Adian: Kenaikan BBM Era Soeharto 700%, SBY 259%, Jokowi 16%
Politisi PDI Perjuangan Adian Napitupulu.

Jakarta, Gesuri.id - Politisi PDI Perjuangan Adian Napitupulu mengatakan kenaikan BBM di era Pemerintahan Soeharto adalah yang tertinggi yaitu mencapai 700%, setelah itu era SBY 259%, sedangkan di era pemerintahan Jokowi yang terendah yaitu hanya 16%.

Baca: Adian Napitupulu: Tak Ada Alasan Objektif Jokowi 3 Periode!

“Di pemerintahan Soeharto BBM naik 700% sementara dalam 10 tahun Pemerintahan SBY BBM naik 259%, sedangkan di 8 tahun pemerintahan Jokowi kenaikan BBM Premium ke Pertalite naik sekitar 16% saja,” ujarnya, Sabtu (9/4).

Adian mencatat jelang delapan tahun pemerintahan Jokowi Premium berkurang drastis dan digantikan dengan Pertalite yang secara kualitas lebih tinggi dari Premium namun harga juga naik menjadi Rp 7.650 perliter. 

Jadi kenaikan harga Premium 2014 ke Pertalite 2022 berada di kisaran 16%. Di saat harga Pertalite Rp 7.650 perliter, tingkat UMR saat ini Rp 4.453.000 perbulan.

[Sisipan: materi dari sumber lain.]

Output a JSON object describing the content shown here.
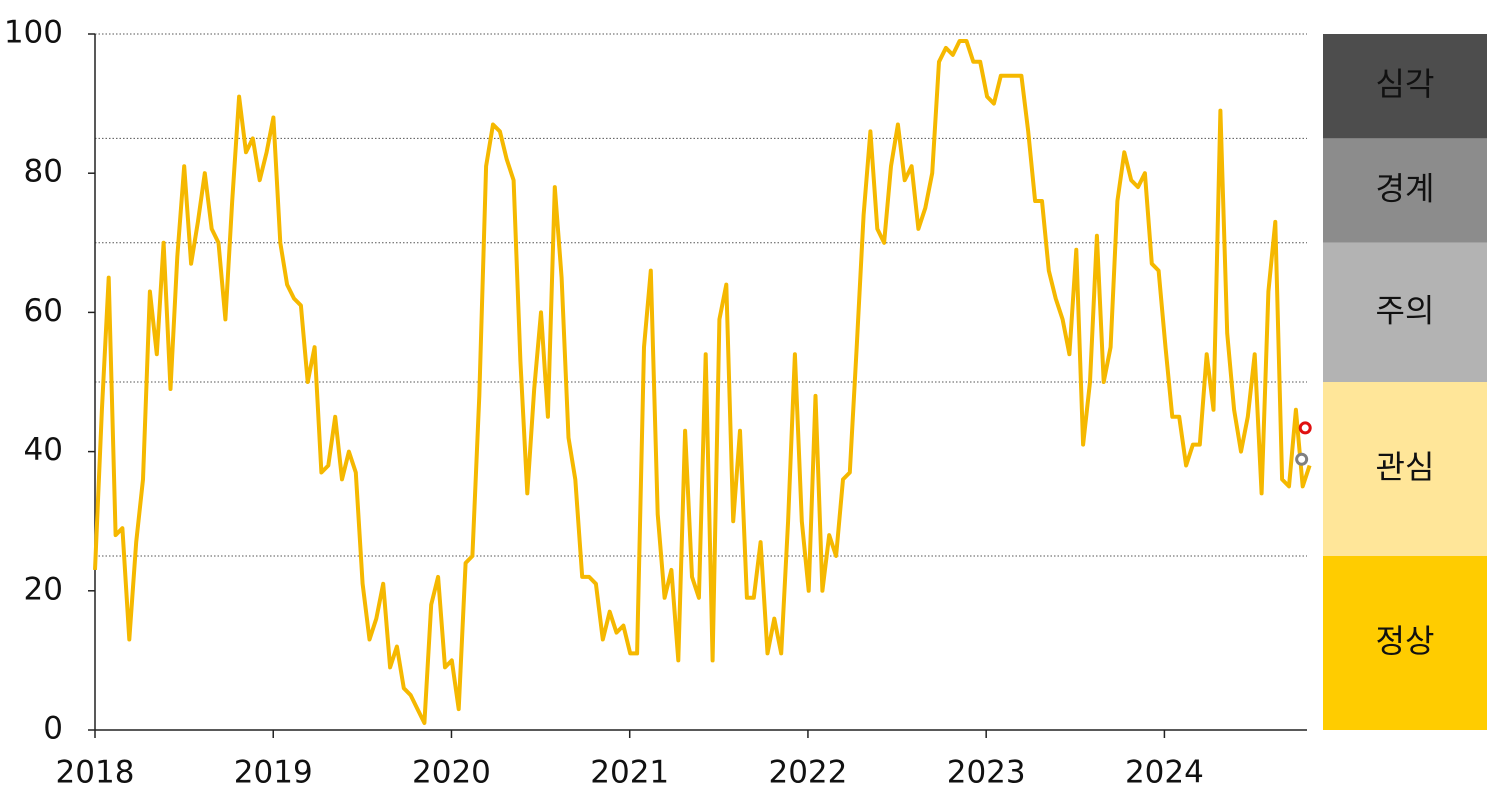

Dengan demikian maka 1 bulan upah setara dengan 582 liter Pertalite.

Pada saat Jokowi dilantik harga Premium Rp 6.500 lalu naik menjadi Rp 7.500 tetapi turun lagi menjadi Rp 6.450 perliter. Pada saat itu UMR perbulan Rp 2.700.000,- atau setara dengan 360 liter Premium.

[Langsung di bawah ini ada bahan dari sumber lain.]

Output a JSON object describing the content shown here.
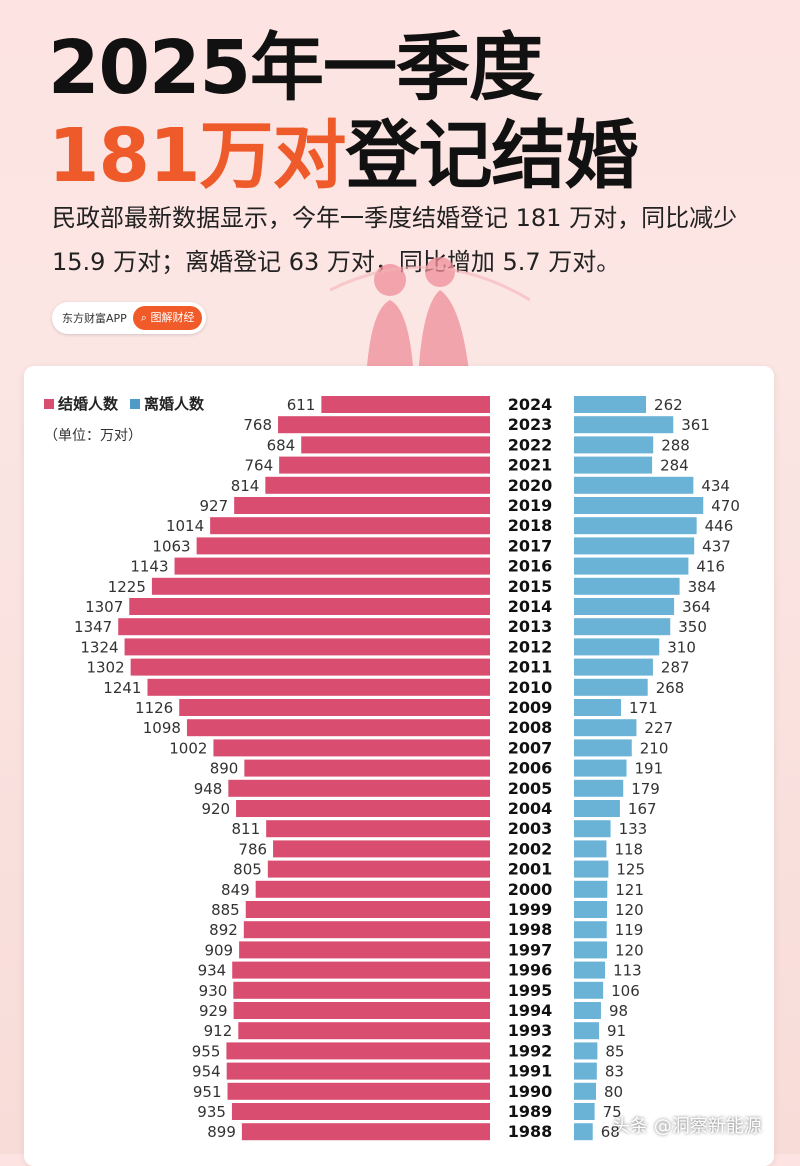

Pada saat SBY dilantik menjadi Presiden harga Premium Rp 1.810,- sementara UMR saat itu Rp 672.000 perbulan. Perbandingan upah 1 bulan setara dengan 371 liter Premium.

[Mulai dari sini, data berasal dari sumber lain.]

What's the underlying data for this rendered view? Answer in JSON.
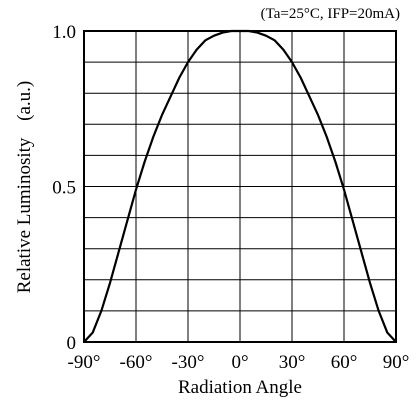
{
  "chart_data": {
    "type": "line",
    "condition": "(Ta=25°C, IFP=20mA)",
    "xlabel": "Radiation Angle",
    "ylabel": "Relative Luminosity",
    "ylabel_unit": "(a.u.)",
    "xlim": [
      -90,
      90
    ],
    "ylim": [
      0,
      1.0
    ],
    "x_ticks": [
      -90,
      -60,
      -30,
      0,
      30,
      60,
      90
    ],
    "x_tick_labels": [
      "-90°",
      "-60°",
      "-30°",
      "0°",
      "30°",
      "60°",
      "90°"
    ],
    "y_ticks": [
      0,
      0.5,
      1.0
    ],
    "y_tick_labels": [
      "0",
      "0.5",
      "1.0"
    ],
    "grid": true,
    "series": [
      {
        "x": [
          -90,
          -85,
          -80,
          -75,
          -70,
          -65,
          -60,
          -55,
          -50,
          -45,
          -40,
          -35,
          -30,
          -25,
          -20,
          -15,
          -10,
          -5,
          0,
          5,
          10,
          15,
          20,
          25,
          30,
          35,
          40,
          45,
          50,
          55,
          60,
          65,
          70,
          75,
          80,
          85,
          90
        ],
        "y": [
          0.0,
          0.03,
          0.1,
          0.19,
          0.29,
          0.39,
          0.49,
          0.58,
          0.66,
          0.73,
          0.79,
          0.85,
          0.9,
          0.94,
          0.97,
          0.985,
          0.995,
          1.0,
          1.0,
          1.0,
          0.995,
          0.985,
          0.97,
          0.94,
          0.9,
          0.85,
          0.79,
          0.73,
          0.66,
          0.58,
          0.49,
          0.39,
          0.29,
          0.19,
          0.1,
          0.03,
          0.0
        ]
      }
    ]
  }
}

Di akhir pemerintahan SBY pada 2014 harga Premium menjadi Rp 6.500 per liter atau naik sekitar 259% dari harga awal SBY dilantik. Pada tahun terakhir SBY menjabat UMR berada di angka Rp 2.441.000. Dengan besaran UMR tersebut di banding harga Premium maka upah satu bulan setara dengan 375 liter premium.

Pada tahun 1991 harga Premium Rp 150,- perliter sementara UMR saat itu Rp 18.200 per bulan. Dengan perbandingan itu maka upah pekerja dalam satu bulan hanya mampu membeli sekitar 121 liter Premium.

Tahun 1998 Premium naik sekitar 700% dari tahun 1991. Dari Rp 150 perliter menjadi Rp 1.200,- perliter sementara UMR naik menjadi Rp 154.000 perbulan. Jadi upah satu bulan setara dengan 128 liter Premium.

Adian menjelaskan perbandingan tersebut dibuat dengan beberapa catatan yaitu, pertama, harga BBM yang dibandingkan adalah jenis Premium dan atau Pertalite. Kedua, perbandingan menggunakan UMR Jakarta dalam beberapa kurun waktu.

Terkait itu, Adian memastikan aksi massa yang direncanakan akan digelar besar-besaran pada Minggu (11/4) di berbagai kota dalam rangka menolak kenaikan harga Pertamax, tidak akan menguntungkan rakyat kecil.

Ia mengingatkan yang sangat terbela dan diuntungkan bukan tukang ojek, supir angkutan umum, angkutan sayur mayur dan ekonomi lemah lainnya, melainkan sekitar 14% kelas menengah keatas pengguna Pertamax yang pendapatannya boleh jadi di kisaran Rp 15 juta perbulan hingga tak terhingga.

“Harga BBM yang naik itu adalah jenis Pertamax dari Rp 9.000,- menjadi Rp 12.500,- yang disebabkan banyak faktor baik dalam dan luar negeri,” tandasnya.

Baca Jokowi 3 Periode? Ada yang Lempar Batu Sembunyi Tangan

Kenaikan harga pertamax, ujarnya, tentu berdampak langsung pada ekonomi, khususnya ekonomi menengah ke atas karena yang menggunakan Pertamax umumnya adalah mobil atau motor pribadi yang masuk kategori menengah dan mewah dengan kisaran harga mobil antara ratusan juta rupiah hingga milyaran rupiah.

“Tapi ya sudahlah, cara pandang, kepentingan dan tujuan kan bisa beda beda. Walau demikian mungkin tulisan tentang perbandingan Harga BBM dari tiga presiden ini bisa untuk pembanding data dari yang lainnya,” ungkapnya. 

"Akhir kata, saya berharap semoga tulisan ini bermanfaat untuk kita semua hingga dapat melihat permasalahan lebih logis dan terang benderang," pungkasnya.